Kubernetes 中可以通过 ConfigMap 或者直接默认启用 eBPF 采集器两种方式来开启采集:

  1. ConfigMap 方式参照通用的安装示例
  2. datakit.yaml 中的环境变量 ENV_ENABLE_INPUTS 中追加 ebpf,此时使用默认配置,即仅开启 ebpf-net 网络数据采集
- name: ENV_ENABLE_INPUTS
       value: cpu,disk,diskio,mem,swap,system,hostobject,net,host_processes,container,ebpf

环境变量与配置项

通过以下环境变量可以调整 Kubernetes 中 eBPF 采集配置:

环境变量名 对应的配置参数项 参数示例 描述
ENV_INPUT_EBPF_ENABLED_PLUGINS enabled_plugins ebpf-net,ebpf-trace 用于配置采集器的内置插件
ENV_INPUT_EBPF_L7NET_ENABLED l7net_enabled httpflow 开启 http 协议数据采集
ENV_INPUT_EBPF_IPV6_DISABLED ipv6_disabled false 系统是否不支持 IPv6
ENV_INPUT_EBPF_EPHEMERAL_PORT ephemeral_port 32768 临时端口开始位置
ENV_INPUT_EBPF_INTERVAL interval 60s 数据聚合周期
ENV_INPUT_EBPF_TRACE_SERVER trace_server <datakit ip>:<datakit port> DataKit 的地址,需要开启 DataKit ebpftrace 采集器用于接收 eBPF 链路数据
ENV_INPUT_EBPF_TRACE_ALL_PROCESS trace_all_process false 对系统内的所有进程进行跟踪
ENV_INPUT_EBPF_TRACE_NAME_BLACKLIST trace_name_blacklist datakit,datakit-ebpf 指定进程名的进程将被禁止采集链路数据,示例中的进程已被硬编码禁止采集
ENV_INPUT_EBPF_TRACE_ENV_BLACKLIST trace_env_blacklist datakit,datakit-ebpf 包含任意一个指定环境变量名的进程将被禁止采集链路数据
ENV_INPUT_EBPF_TRACE_ENV_LIST trace_env_list DK_BPFTRACE_SERVICE,DD_SERVICE,OTEL_SERVICE_NAME 含有任意指定环境变量的进程的链路数据将被跟踪和上报
ENV_INPUT_EBPF_TRACE_NAME_LIST trace_name_list chrome,firefox 进程名在指定集合内的的进程将被跟踪和上报
ENV_INPUT_EBPF_CONV_TO_DDTRACE conv_to_ddtrace false 将所有的应用侧链路 id 转换为 10 进制表示的字符串,兼容用途,非必要不使用
ENV_INPUT_EBPF_NETLOG_BLACKLIST netlog_blacklist ip_saddr=='127.0.0.1' \|\| ip_daddr=='127.0.0.1' 用于实现在抓包之后的数据包的过滤
ENV_INPUT_EBPF_NETLOG_METRIC netlog_metric true 从网络数据包分析采集网络指标
ENV_INPUT_EBPF_NETLOG_LOG netlog_log false 从网络数据包分析采集网络日志
ENV_INPUT_EBPF_CPU_LIMIT cpu_limit "2.0" 单位时间内 CPU 最大核心数使用限制
ENV_INPUT_EBPF_MEM_LIMIT mem_limit "4GiB" 内存大小使用限制
ENV_INPUT_EBPF_NET_LIMIT net_limit "100MiB/s" 网络带宽(任意网卡)限制

netlog 插件的黑名单功能

过滤器规则示例:

单条规则:

以下规则过滤 ip 为 1.1.1.1 且端口为 80 的网络数据。(运算符后允许换行)

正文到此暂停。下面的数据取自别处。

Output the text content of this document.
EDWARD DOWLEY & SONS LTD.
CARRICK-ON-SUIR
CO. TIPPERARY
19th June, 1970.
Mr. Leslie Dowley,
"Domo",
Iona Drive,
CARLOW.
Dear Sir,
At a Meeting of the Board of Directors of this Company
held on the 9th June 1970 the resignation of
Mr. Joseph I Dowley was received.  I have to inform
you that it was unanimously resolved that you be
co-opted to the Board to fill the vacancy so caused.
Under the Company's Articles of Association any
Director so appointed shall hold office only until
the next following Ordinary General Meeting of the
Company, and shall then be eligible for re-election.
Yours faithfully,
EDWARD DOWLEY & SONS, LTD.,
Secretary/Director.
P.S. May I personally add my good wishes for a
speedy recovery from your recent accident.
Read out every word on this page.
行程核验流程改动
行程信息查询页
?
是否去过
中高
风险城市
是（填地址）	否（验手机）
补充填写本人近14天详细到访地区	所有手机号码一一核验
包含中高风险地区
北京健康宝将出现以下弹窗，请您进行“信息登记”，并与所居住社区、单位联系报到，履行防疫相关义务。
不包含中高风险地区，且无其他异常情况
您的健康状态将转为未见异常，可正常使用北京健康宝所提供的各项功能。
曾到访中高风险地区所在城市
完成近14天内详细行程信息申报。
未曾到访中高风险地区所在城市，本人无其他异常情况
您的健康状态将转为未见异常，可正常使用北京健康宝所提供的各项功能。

(ip_saddr == "1.1.1.1" || ip_saddr == "1.1.1.1") &&
     (src_port == 80 || dst_port == 80)

多条规则:

规则间使用 ;\n 分隔,满足任意一条规则就进行数据过滤

udp
ip_saddr == "1.1.1.1" && (src_port == 80 || dst_port == 80);
ip_saddr == "10.10.0.1" && (src_port == 80 || dst_port == 80)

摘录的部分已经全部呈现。